As our Vibrant Faith team moves deeper into the first year of our Fourth-Soil Parenting Project, working with 20 churches under the umbrella of a “Christian Parenting and Caregiving” grant funded by the Lilly Endowment, we’re working with our VF Coaches to encourage our partner ministry teams to “name the obstacles” in front of them. Inside church culture, we’ve held onto many myths about what matters for forming faith in the next generation of believers. Many church systems (both programmatic and economic) are built on these myths, which have driven children’s ministry and youth ministry for decades. For example…

  • “Parents are looking to the church to teach their kids.” 
  • “Parents don’t know enough Bible to talk with their kids about Jesus.” 
  • “Parents are too busy and overwhelmed by everyday life to pay attention to their kids’ faith formation.”

So, as a first step, we’re guiding our Fourth-Soil Parenting Project churches to name the perceived obstacles preventing them from helping parents claim their God-given role the primary formers or faith in the lives of their children. In order to move past the myths, we have to name them first. We’ll be leading these church teams in a process that helps them surface deeply-entrenched obstacles, as they see them. We’ll be exploring how they experience these challenges playing out in their churches.  

Over the next several posts, I’ll be sharing insights from these conversations about well-known-but-not-tackled problems in the relationship between parents and their churches. The research confirming that parents matter most in forming faith in their children has been around since the late ’80s (Search Institute’s Effective Christian Education study) and has been magnified by multiple other research projects (including The National Study of Youth and Religion). However, as we all know, churches have had a difficult time adapting to and embracing this reality. Why is that?  

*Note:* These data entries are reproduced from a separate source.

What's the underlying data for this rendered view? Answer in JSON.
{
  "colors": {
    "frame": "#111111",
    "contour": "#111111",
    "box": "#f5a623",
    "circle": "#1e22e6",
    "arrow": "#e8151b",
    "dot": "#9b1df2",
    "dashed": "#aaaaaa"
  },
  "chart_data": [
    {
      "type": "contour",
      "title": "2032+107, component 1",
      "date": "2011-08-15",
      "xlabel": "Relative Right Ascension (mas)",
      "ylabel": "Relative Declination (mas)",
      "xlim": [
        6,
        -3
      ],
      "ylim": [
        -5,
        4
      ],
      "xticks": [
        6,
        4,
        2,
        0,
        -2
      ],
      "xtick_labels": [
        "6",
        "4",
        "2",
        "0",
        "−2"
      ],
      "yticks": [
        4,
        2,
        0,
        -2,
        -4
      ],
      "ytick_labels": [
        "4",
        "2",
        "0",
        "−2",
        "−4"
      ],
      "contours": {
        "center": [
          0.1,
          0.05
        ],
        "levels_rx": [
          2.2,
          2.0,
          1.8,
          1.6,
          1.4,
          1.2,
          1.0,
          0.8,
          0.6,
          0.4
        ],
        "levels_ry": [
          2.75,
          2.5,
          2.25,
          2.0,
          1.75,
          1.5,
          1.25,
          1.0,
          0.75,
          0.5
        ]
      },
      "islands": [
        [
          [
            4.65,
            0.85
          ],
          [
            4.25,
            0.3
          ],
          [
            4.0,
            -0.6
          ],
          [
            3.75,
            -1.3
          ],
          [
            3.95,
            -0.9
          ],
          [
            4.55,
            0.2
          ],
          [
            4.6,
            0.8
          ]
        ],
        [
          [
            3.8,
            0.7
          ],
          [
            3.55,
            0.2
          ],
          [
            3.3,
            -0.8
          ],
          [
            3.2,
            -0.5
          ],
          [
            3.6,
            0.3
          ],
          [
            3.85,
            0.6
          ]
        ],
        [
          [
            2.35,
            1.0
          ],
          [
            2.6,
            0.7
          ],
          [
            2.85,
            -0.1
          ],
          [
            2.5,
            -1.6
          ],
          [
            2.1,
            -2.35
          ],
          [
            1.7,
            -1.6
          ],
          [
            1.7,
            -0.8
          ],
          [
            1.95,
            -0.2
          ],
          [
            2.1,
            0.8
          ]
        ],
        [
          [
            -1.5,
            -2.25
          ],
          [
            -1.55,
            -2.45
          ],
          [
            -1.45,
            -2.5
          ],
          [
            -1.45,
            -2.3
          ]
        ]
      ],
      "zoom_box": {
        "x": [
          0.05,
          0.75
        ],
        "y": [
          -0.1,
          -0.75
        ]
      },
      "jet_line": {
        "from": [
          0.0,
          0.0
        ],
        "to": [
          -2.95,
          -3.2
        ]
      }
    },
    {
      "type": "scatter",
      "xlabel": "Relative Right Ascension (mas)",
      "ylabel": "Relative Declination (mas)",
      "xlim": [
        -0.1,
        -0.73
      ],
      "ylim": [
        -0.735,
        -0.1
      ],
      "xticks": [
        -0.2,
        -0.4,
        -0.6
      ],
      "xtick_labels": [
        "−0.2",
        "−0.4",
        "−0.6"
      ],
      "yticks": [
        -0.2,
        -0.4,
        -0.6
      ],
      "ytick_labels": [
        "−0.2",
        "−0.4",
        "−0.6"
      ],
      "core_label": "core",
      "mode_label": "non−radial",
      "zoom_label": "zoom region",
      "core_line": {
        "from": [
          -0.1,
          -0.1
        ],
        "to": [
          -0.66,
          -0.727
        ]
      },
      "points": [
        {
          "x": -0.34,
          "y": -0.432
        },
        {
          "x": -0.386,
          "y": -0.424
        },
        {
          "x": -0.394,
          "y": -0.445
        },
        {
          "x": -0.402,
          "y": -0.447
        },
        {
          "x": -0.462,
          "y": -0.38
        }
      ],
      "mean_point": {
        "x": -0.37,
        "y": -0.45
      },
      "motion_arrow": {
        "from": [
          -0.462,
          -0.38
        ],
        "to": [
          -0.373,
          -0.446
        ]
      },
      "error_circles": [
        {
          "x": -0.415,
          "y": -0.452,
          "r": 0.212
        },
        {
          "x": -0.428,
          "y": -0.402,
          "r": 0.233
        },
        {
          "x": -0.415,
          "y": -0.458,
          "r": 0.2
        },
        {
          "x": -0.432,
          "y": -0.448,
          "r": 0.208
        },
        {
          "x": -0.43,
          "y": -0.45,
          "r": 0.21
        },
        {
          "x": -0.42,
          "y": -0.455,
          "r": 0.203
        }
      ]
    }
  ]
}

Here’s a tip-of-the-hat to what’s coming… In our initial explorations we’ve already observed that the “obstacles” we’ve named are all INTRINSIC to the Christian church’s embedded assumptions about faith-formation among young people, rather than EXTRINSIC to the world and the culture that we live in. We’ll be taking a close look at that in the coming weeks.    

 We need to expose the free-floating, unconscious myths and truisms dominating our discipling ministries. We need to name all the reasons, obstacles, and problems parents actually experience as they live into their given God-role as the primary faith formers of their children. Just as we have to drag our anxieties into the light before we can move past them, we have to separate the wheat from the chaff if we hope to make real progress in better equipping parents for their calling.

So we begin by offering a starting place for conversations with parents in your church—first, name the ASSETS.  

  • How ARE your parents paying attention to the spiritual lives of their children?  
  • What ARE they doing to share their faith in Jesus with their kids?  
  • What IS already happening at home that is sacred in the mundane?